If i understood correctly i used the unicode codes from
http://unicode.org/charts/PDF/U0370.pdf
to produce the following mapping:
{'\u0390', 'ι'},
{'\u03b0', 'υ'},
{'\u03d3', 'Υ'},
{'\u03d4', 'Υ'},
{'\u0386', 'Α'},
{'\u0388', 'Ε'},
{'\u0389', 'Η'},
{'\u038a', 'Ι'},
{'\u03aa', 'Ι'},
{'\u03ca', 'ι'},
{'\u03ab', 'Υ'},
{'\u03cb', 'υ'},
{'\u038c', 'Ο'},
{'\u03ac', 'α'},
{'\u03cc', 'ο'},
{'\u03ad', 'ε'},
{'\u03cd', 'υ'},
{'\u038e', 'Υ'},
{'\u03ae', 'η'},
{'\u03ce', 'ω'},
{'\u038f', 'Ω'},
{'\u03af', 'ι'},
I am concerned though because this is not always the desired behavior. Sometimes (ie in an academic context) I could see the need for accent-sensitive searches. The optimal scenario would be to have these mappings in an easily parsable text file (just like stopword list behaves). OTOH this would be reinventing the collation wheel (an oversimplified version of it) For example the mapping above only covers modern Greek text. Ancient/Polytonic Greek has a lot more mappings that are not needed for modern greek. Also I'm pretty sure other languages have such needs too.

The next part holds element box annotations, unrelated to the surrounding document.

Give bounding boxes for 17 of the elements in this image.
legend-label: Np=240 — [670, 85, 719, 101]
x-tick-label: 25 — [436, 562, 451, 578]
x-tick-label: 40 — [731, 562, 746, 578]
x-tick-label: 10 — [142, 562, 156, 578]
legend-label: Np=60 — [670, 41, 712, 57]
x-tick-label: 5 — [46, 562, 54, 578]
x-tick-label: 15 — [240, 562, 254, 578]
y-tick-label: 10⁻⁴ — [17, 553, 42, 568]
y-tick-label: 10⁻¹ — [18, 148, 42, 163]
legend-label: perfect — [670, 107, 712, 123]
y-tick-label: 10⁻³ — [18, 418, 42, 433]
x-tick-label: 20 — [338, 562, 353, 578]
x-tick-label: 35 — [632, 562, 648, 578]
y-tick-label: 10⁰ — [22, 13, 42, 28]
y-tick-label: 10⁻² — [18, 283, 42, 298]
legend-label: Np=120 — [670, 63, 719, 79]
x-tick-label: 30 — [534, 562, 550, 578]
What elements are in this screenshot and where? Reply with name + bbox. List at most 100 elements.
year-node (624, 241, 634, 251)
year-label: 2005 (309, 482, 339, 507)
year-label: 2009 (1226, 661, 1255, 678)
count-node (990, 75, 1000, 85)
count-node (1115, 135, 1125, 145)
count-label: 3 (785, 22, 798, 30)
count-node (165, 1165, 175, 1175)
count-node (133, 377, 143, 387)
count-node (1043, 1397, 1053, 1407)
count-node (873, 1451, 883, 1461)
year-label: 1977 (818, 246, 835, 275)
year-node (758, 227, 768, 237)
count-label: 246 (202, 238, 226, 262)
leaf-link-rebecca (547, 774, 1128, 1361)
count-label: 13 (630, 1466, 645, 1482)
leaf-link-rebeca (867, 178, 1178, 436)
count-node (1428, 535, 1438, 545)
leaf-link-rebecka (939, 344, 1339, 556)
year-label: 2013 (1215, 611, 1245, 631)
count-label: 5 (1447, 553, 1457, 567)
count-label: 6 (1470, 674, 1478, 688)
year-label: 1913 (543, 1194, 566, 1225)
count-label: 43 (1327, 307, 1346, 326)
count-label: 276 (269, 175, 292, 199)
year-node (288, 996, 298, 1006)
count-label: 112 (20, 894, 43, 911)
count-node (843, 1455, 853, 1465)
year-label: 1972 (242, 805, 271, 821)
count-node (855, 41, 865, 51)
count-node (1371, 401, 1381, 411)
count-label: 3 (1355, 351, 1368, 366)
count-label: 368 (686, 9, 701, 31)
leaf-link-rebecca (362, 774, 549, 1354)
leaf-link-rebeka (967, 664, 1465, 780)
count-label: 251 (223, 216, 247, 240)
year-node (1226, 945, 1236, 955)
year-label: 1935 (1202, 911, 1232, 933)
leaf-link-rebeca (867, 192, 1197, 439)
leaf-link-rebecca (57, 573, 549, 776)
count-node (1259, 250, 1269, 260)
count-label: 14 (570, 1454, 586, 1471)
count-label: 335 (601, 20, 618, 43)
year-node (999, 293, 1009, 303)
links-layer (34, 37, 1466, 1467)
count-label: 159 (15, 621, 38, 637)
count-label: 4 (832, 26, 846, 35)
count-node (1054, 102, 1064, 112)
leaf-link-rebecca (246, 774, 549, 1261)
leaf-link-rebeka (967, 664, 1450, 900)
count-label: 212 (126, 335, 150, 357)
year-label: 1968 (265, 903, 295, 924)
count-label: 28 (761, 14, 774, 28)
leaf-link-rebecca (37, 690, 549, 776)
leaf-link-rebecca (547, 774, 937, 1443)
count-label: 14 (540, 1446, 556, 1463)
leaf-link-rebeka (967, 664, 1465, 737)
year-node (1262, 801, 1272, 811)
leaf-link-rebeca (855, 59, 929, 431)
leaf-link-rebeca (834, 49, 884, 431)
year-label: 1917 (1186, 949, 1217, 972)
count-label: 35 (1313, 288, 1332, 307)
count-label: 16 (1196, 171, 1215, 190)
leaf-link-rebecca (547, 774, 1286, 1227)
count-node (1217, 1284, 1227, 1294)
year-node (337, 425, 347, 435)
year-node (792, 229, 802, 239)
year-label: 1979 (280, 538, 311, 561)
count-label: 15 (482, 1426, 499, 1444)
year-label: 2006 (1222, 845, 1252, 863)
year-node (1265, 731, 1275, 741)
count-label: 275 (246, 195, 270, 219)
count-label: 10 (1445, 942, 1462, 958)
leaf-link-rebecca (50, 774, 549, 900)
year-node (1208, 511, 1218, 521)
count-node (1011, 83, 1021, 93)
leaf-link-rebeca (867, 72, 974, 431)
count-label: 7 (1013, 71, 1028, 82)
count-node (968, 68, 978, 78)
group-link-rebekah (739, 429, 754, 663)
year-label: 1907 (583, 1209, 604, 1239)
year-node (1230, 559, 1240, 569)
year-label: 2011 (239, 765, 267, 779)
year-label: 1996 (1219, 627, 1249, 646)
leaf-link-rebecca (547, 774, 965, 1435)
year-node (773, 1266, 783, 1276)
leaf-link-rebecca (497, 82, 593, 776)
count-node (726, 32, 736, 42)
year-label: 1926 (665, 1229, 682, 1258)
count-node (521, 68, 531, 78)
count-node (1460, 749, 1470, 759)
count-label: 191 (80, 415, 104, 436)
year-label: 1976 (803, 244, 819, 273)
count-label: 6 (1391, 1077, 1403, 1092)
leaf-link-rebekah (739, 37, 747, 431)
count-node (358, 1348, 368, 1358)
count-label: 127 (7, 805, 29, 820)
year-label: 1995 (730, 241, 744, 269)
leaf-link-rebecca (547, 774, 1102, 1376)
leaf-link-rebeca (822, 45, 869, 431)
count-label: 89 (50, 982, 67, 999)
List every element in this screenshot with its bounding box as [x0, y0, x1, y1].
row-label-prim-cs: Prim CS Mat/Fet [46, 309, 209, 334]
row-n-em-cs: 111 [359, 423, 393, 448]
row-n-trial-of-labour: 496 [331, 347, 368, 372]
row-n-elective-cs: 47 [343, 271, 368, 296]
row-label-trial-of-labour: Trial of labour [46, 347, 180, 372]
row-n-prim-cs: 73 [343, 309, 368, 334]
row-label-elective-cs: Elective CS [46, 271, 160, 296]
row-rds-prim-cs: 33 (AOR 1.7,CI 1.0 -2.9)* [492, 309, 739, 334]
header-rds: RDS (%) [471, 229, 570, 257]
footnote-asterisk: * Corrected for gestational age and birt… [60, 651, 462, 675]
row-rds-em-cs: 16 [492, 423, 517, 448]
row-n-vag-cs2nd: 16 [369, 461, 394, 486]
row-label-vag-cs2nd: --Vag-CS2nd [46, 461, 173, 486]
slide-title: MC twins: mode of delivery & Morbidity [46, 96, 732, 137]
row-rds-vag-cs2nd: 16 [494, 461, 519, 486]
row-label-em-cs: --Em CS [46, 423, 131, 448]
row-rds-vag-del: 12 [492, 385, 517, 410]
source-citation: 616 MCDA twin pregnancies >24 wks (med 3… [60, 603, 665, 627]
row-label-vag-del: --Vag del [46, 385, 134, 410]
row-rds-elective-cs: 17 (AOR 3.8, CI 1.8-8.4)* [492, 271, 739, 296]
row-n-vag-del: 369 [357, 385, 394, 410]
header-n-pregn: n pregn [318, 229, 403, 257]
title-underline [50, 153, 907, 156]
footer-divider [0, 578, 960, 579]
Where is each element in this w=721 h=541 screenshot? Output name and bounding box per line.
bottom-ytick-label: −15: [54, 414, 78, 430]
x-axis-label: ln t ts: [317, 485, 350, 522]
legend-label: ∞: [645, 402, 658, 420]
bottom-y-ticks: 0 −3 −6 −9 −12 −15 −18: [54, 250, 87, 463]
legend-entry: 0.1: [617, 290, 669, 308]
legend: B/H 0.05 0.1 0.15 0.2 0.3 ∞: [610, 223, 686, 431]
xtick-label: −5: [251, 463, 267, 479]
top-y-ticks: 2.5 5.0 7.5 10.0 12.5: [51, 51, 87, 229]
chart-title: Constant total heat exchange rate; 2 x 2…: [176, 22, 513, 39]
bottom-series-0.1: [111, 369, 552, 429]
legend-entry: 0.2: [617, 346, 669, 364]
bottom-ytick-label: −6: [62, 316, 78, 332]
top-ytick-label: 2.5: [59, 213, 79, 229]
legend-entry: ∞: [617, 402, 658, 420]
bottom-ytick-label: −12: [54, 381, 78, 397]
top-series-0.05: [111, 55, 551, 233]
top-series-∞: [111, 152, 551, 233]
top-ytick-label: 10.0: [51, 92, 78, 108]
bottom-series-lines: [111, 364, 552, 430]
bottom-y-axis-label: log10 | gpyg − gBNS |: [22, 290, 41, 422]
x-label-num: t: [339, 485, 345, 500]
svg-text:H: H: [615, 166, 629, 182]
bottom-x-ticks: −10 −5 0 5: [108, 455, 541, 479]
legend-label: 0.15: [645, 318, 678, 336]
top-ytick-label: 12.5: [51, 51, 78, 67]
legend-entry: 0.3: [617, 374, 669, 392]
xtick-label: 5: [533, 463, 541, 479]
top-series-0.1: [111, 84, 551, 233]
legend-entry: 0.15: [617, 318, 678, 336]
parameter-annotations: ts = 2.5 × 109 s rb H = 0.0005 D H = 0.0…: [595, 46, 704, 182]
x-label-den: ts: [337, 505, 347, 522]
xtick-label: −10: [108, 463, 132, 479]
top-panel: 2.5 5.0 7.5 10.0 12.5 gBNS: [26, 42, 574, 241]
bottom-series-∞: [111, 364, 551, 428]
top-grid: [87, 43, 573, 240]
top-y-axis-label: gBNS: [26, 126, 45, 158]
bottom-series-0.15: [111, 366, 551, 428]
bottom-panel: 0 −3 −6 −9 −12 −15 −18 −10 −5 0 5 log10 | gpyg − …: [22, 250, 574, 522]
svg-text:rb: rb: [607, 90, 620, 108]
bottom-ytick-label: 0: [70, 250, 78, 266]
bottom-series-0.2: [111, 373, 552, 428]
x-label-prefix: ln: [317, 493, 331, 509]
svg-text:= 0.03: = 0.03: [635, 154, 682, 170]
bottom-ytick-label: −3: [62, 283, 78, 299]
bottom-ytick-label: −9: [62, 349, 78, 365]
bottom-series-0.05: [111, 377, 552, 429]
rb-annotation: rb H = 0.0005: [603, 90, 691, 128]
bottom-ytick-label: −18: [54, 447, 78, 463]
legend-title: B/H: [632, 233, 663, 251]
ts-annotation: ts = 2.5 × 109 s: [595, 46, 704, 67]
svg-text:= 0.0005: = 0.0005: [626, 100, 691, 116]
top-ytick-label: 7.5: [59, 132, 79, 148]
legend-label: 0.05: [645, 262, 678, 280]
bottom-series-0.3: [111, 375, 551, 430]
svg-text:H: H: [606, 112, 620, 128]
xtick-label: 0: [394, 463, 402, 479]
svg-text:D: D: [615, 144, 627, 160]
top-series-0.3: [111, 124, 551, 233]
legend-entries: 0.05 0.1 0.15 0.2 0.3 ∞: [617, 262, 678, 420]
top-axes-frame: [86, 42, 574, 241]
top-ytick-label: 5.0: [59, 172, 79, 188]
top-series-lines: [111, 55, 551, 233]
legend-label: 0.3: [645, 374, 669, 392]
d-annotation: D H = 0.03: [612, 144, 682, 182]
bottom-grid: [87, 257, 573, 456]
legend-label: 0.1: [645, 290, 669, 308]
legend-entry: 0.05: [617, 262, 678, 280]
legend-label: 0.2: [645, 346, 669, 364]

I'd like to hear your thoughts on this.
Do you have a direct reference to your prefered Greek stemmer class?
The specific class I am referring to is:
http://lucene.apache.org/core/3_6_0/api/all/org/apache/lucene/analysis/el/Gr...
It is included in the lucene-3.6.0.tgz tarball under contrib/analyzers/common/lucene-analyzers-3.6.0.jar IIRC greek analyzer was introduced in 3.5.0 release hence it is not present in the 3.4.0 stemmers jar.
Thanks, alex